Des actes de vandalisme et de mise en danger du personnel
Le 5 juillet, à l’hôpital général de Port-Bouet, le fils d’une patiente décédée s’est livré à des actes de vandalisme après le décès de sa mère des suites d’une hémorragie digestive. Deux jours plus tard, le 7 juillet, au CHR d’Agboville, un homme a incendié le pavillon pédiatrie suite au décès de son neveu d’un paludisme sévère.
Ces actes de violence ont causé des dégâts matériels importants et ont mis en danger la vie du personnel soignant et des autres patients.

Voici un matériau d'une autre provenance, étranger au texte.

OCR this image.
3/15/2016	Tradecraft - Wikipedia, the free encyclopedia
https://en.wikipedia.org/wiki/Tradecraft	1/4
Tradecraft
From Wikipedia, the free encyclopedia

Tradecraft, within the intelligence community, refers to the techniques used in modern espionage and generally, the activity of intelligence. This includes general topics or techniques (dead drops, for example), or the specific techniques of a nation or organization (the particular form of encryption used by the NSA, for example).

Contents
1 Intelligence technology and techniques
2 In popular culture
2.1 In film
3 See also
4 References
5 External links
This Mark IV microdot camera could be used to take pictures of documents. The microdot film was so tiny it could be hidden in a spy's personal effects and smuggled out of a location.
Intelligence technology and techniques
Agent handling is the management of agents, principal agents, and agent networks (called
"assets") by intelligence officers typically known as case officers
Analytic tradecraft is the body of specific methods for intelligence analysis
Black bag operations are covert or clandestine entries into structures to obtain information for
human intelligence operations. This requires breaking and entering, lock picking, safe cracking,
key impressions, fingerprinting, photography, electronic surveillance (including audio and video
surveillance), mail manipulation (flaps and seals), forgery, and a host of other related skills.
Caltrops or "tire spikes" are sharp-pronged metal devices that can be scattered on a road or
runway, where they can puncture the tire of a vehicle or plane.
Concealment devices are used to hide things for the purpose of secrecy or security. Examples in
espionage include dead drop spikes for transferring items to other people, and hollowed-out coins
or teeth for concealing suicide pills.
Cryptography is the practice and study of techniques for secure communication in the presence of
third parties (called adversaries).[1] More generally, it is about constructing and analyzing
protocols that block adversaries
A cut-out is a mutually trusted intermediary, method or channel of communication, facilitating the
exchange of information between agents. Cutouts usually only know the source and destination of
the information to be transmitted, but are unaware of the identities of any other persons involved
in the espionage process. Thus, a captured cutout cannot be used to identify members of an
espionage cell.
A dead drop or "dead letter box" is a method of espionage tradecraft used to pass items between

Le ministère de la Santé a condamné fermement ces agissements et a rappelé que la justice est la seule voie à suivre pour régler les différends.
Des mesures pour la sécurité du personnel soignant
Le ministère a également pris des mesures pour assurer la sécurité du personnel médical dans les hôpitaux. Des renforts de police ont été déployés dans les établissements de santé et des caméras de surveillance ont été installées. Le ministère a également mis en place un numéro vert permettant au personnel soignant de signaler tout incident.
Le ministère appelle au calme et au dialogue
Le ministère de la Santé appelle les populations au calme et au dialogue pour résoudre les problèmes liés à la prise en charge des patients. Il rappelle que le personnel médical est là pour sauver des vies et qu’il doit pouvoir travailler dans un climat de sécurité et de sérénité.